淺水灣的洋房裡,草木靜悄悄的,海風從半開的窗縫裡鑽進來,帶著一點鹹溼的涼意。
何佳涵與霍老二一前一後匆匆趕來,剛踏進院門,馬嬸便已在玄關等候,神色比平日多了幾分鄭重,沒多寒暄,只輕聲引著二人往內側的書房去。
這家的書房並不算寬敞,陳設也樸素得很,一張實木書桌,靠牆立著兩排書架,
待客的小茶几上只擺著幾枝臘梅,枝椏挺括,花色鮮潤,湊近細看才發覺是塑膠製品,雖不名貴,倒也添了幾分雅緻。
聽見腳步聲,閻解放放下手中的筆,抬眼看向二人,臉上沒什麼多餘神色,只淡淡一句:“來了。
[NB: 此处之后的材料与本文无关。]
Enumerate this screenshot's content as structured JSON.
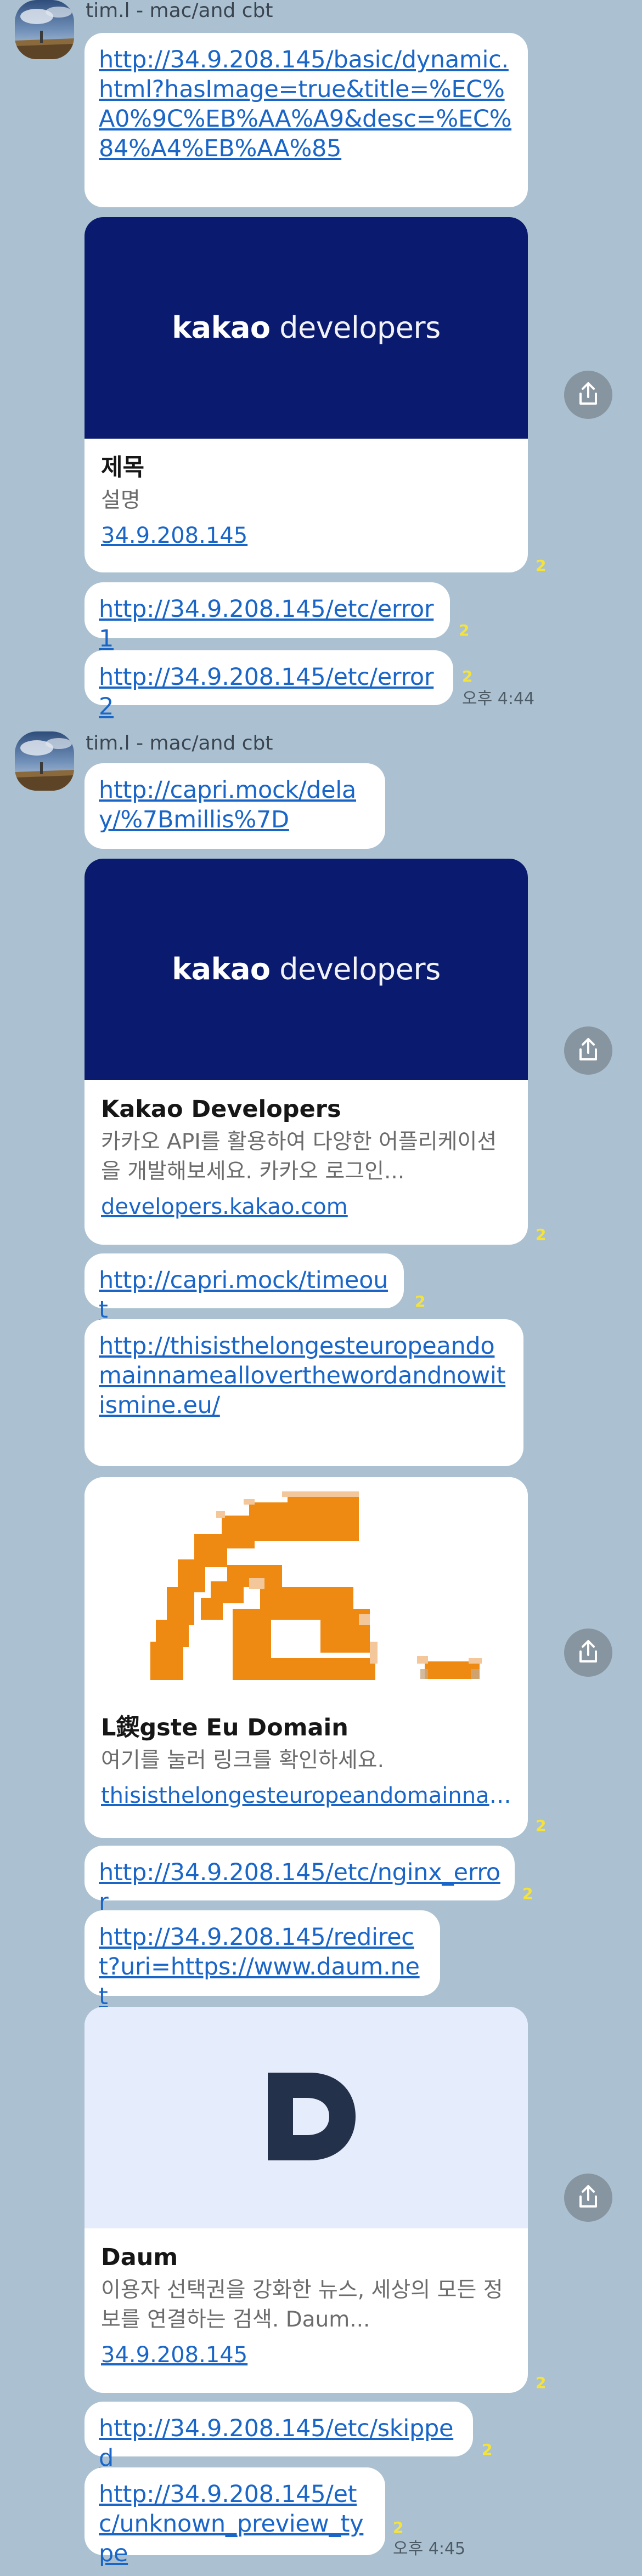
{
  "colors": {
    "background": "#abc1d1",
    "link": "#1a66c8",
    "kakao_navy": "#0a1b6f",
    "unread_badge": "#f5e33a",
    "daum_bg": "#e5ecfb",
    "daum_logo": "#24314a",
    "orange": "#ee8a12"
  },
  "groups": [
    {
      "sender": "tim.l - mac/and cbt",
      "time": "오후 4:44"
    },
    {
      "sender": "tim.l - mac/and cbt",
      "time": "오후 4:45"
    }
  ],
  "messages": {
    "m1": {
      "text": "http://34.9.208.145/basic/dynamic.html?hasImage=true&title=%EC%A0%9C%EB%AA%A9&desc=%EC%84%A4%EB%AA%85"
    },
    "card1": {
      "image": "kakao-developers-logo",
      "logo_word1": "kakao",
      "logo_word2": "developers",
      "title": "제목",
      "desc": "설명",
      "domain": "34.9.208.145",
      "unread": "2"
    },
    "m2": {
      "text": "http://34.9.208.145/etc/error1",
      "unread": "2"
    },
    "m3": {
      "text": "http://34.9.208.145/etc/error2",
      "unread": "2"
    },
    "m4": {
      "text": "http://capri.mock/delay/%7Bmillis%7D"
    },
    "card2": {
      "image": "kakao-developers-logo",
      "logo_word1": "kakao",
      "logo_word2": "developers",
      "title": "Kakao Developers",
      "desc": "카카오 API를 활용하여 다양한 어플리케이션을 개발해보세요. 카카오 로그인...",
      "domain": "developers.kakao.com",
      "unread": "2"
    },
    "m5": {
      "text": "http://capri.mock/timeout",
      "unread": "2"
    },
    "m6": {
      "text": "http://thisisthelongesteuropeandomainnamealloverthewordandnowitismine.eu/"
    },
    "card3": {
      "image": "eu-domain-pixel-logo",
      "title": "L鍥gste Eu Domain",
      "desc": "여기를 눌러 링크를 확인하세요.",
      "domain": "thisisthelongesteuropeandomainnam...",
      "unread": "2"
    },
    "m7": {
      "text": "http://34.9.208.145/etc/nginx_error",
      "unread": "2"
    },
    "m8": {
      "text": "http://34.9.208.145/redirect?uri=https://www.daum.net"
    },
    "card4": {
      "image": "daum-logo",
      "logo_letter": "D",
      "title": "Daum",
      "desc": "이용자 선택권을 강화한 뉴스, 세상의 모든 정보를 연결하는 검색. Daum...",
      "domain": "34.9.208.145",
      "unread": "2"
    },
    "m9": {
      "text": "http://34.9.208.145/etc/skipped",
      "unread": "2"
    },
    "m10": {
      "text": "http://34.9.208.145/etc/unknown_preview_type",
      "unread": "2"
    }
  },
  "icons": {
    "share": "share-icon",
    "avatar": "profile-avatar"
  }
}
”
話音未落,他已將桌上一張手寫的紙遞了過去。
何佳涵接過時,眼底掠過一絲不易察覺的驚訝——紙上字跡工整,列得清清楚楚,分明是一批藥品的明細與用途。
她剛要開口,閻解放已先一步解釋,語氣乾脆利落:“我想給內陸捐一批藥。”
不是旁的,正是針對小兒麻痺症的糖丸。
他目光沉了沉,繼續道:“重點往粵省送。那邊現在的情況太急,小兒麻痺症已經壓不住了。馬乾事那邊透了訊息,光是今年,染病的孩子就已經有三四萬。”
三四萬,不是一個冰冷的數字,而是三四萬個家庭的天塌下來。
他既然有這個能力,伸手拉一把,本就是分內之事。再放任下去,只會越傳越廣,到時候局面更難收拾。
當然,閻解放也並非全無私心。
前陣子他靠捐贈藥品打通了地方關係,又得了軍方層面的庇護,如今就差僑辦那邊的認可與背書。
正愁找不到合適的由頭與僑辦搭上關係,眼下這件事,恰好是送上門的機會。
霍老二聽完,往椅背上一靠,眉頭瞬間擰成一個結,語氣帶著明顯的疑慮:“沒問題我知道,可你到底想幹什麼?”
閻解放嘴上說得冠冕堂皇,是在粵省聽聞慘狀,想盡一份心力,可霍老二在商場與人打交道久了,總覺得這事沒那麼簡單,背後另有盤算。
更關鍵的是,這事實操起來,難度遠比想象中大。
“小兒麻痺症的預防藥我清楚,港埠的學校裡確實有糖丸,雖說不算什麼戰略禁運物資,可想大批次進口,根本不現實。”
霍老二語氣篤定,“國外也有同類藥,有的是薄片,有的是膠囊,劑型不一樣,道理是一樣的。”
他出身霍家,自小接觸的自然是更好的東西,小時候用的便是液體滴劑,比糖丸更易入口,連剛出生不久的嬰兒都能順利服用。正因瞭解,他才更清楚其中難處:
“不管滴劑還是糖丸,都要低溫冷藏運輸,就算我想幫你從國外大量採購,光是運輸保鮮這一關,就足夠頭疼。”
閻解放卻只是淡淡一笑,胸有成竹:“這些我知道,所以不用進口,我們自己做。”
“自己做?”
霍老二先是一怔,下一秒猛地一拍額頭,恍然醒悟。
他怎麼把這茬忘了——閻解放手底下有家藥廠,裝置齊全,產能也不低。
只要原料跟得上,加班加點趕製一批,並非難事。
可轉念一想,他又狐疑起來,目光落在閻解放身上:“你好好的,怎麼突然想起做這事?”